Arkansas is actually has an excessive amount of highway miles compared to other states. If building more roads was the key to more jobs, we would already have them. Consider these statistics.

Among the states, Arkansas is smaller than average in geographic size (29th out of 50), even smaller than that in relative population, (32nd out of 50), and 34th out of 50 in GDP. In public road mileage however, Arkansas ranks 17th in the nation. Of the sixteen states with more road miles than Arkansas, only two are anywhere near as small as Arkansas in terms of geography, population, or GDP. That would be Kansas and Iowa, two states who can make a highway dollar stretch much farther than we can due to their benevolent topography and geology.

The facts are very clear. Arkansas is not "under-highwayed" compared to other states. In fact, Arkansas taxpayers already face a burden of maintaining a volume of road miles that is far out of proportion to the resources of the state's working families. We have lots of miles, but those miles are often built in the wrong place- leaving high growth areas with congestion. That's likely a function of a State Highway Commission that is flawed in principle and archaic in structure (it's representation is based on population patterns in 1936).
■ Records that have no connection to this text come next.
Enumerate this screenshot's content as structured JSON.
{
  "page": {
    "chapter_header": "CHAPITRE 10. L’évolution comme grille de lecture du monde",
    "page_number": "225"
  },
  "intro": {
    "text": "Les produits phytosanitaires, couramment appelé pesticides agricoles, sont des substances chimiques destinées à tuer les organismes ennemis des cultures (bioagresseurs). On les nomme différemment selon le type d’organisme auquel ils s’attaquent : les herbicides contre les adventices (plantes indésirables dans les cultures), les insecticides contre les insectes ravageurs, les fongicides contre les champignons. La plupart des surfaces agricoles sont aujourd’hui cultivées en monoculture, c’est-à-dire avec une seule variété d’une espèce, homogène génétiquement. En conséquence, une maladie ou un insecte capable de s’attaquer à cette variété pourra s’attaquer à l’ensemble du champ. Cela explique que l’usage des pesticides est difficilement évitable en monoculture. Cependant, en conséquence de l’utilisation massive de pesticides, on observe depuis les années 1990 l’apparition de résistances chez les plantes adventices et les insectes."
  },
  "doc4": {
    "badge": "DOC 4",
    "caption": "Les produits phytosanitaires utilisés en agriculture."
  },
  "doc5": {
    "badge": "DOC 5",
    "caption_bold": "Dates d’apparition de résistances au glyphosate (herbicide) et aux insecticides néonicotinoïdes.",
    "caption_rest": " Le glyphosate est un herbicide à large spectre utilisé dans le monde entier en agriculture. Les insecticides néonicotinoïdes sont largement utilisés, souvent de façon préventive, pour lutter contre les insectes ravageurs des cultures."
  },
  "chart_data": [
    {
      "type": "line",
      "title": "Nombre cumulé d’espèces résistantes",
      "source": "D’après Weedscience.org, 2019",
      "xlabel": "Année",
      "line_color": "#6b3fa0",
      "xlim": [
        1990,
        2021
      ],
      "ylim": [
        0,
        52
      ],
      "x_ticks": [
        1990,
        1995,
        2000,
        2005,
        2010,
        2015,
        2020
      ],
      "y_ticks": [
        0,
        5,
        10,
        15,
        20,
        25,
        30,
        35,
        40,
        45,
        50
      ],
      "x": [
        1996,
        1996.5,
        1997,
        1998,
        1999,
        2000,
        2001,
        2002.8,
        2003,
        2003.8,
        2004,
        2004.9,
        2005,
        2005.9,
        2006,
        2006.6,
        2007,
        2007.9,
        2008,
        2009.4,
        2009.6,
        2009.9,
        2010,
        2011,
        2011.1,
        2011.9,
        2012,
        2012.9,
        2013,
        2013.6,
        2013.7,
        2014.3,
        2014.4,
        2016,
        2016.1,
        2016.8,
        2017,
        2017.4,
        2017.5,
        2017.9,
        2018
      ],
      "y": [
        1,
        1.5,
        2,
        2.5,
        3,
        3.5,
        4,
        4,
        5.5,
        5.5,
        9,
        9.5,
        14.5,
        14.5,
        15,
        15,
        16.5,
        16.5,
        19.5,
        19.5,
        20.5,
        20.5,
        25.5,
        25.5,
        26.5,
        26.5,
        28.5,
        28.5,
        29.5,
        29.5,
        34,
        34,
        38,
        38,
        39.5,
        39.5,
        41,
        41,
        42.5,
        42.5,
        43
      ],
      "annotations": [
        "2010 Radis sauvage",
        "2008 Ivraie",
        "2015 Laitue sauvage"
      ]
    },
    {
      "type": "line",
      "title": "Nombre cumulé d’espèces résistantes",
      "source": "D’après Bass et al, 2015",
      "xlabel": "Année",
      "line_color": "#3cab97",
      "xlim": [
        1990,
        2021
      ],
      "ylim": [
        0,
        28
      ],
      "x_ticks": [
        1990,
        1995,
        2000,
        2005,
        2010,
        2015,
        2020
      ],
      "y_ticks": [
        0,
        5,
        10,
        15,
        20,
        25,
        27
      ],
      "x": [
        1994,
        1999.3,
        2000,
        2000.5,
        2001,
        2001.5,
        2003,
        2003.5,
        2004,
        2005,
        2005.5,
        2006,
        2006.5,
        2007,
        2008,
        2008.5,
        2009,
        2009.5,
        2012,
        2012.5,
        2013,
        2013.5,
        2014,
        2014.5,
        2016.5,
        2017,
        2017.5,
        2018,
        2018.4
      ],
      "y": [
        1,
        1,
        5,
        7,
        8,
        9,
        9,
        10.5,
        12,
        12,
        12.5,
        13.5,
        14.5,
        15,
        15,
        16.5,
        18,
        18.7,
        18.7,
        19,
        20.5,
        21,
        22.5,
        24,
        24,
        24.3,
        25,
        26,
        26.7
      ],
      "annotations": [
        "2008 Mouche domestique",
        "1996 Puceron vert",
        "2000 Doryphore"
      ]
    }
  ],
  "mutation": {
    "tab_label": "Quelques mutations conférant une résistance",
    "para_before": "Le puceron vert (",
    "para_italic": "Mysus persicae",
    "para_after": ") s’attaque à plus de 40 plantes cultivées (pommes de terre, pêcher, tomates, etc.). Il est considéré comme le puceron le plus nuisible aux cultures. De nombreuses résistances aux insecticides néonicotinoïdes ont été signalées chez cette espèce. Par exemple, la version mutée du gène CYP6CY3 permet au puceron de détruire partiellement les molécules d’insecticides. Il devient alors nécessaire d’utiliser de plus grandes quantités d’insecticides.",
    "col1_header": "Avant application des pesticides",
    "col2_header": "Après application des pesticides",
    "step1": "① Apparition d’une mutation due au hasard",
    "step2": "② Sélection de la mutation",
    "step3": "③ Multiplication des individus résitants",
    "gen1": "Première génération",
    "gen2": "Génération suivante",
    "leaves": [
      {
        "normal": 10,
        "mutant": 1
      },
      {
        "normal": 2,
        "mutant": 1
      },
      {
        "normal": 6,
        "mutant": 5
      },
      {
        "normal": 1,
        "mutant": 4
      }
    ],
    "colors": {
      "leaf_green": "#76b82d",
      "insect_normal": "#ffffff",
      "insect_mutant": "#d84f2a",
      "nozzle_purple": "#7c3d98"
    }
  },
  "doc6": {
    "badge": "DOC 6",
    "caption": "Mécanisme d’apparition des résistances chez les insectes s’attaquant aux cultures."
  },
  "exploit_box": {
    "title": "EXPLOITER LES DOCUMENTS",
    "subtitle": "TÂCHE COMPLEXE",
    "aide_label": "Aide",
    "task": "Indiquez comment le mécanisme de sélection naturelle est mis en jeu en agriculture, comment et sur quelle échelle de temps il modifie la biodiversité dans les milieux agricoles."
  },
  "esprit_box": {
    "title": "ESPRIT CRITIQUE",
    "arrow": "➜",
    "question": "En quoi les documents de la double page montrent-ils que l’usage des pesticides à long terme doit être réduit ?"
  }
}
If they get more money without reforming the system, then they won't reform the system.


(Editors Note: I am no longer sure of the number of miles that have been added since 1999. )

The system is such that commissioners are more incentivized to build new miles than they are to do maintenance.
The best defense against this tendency is to allot highway money on a pay-as-you-go basis.

2 Comments:

Anonymous Anonymous said...

They also are appointed not elected! Why should we the tax payer give taxes to those that are not elected? Who are they accountable to

5:01 PM, September 07, 2011  
Anonymous Anonymous said...

Hurry up and pass the bill---THEN we'll know what's in it.

Build another $3 million bicycle bridge to nowhere. After all, it doesn't cost Arkansans anything. It was paid for with federal funds.

Build another overpass at Little Rock. Who cares about the rocks on my road? My flat tires don't count.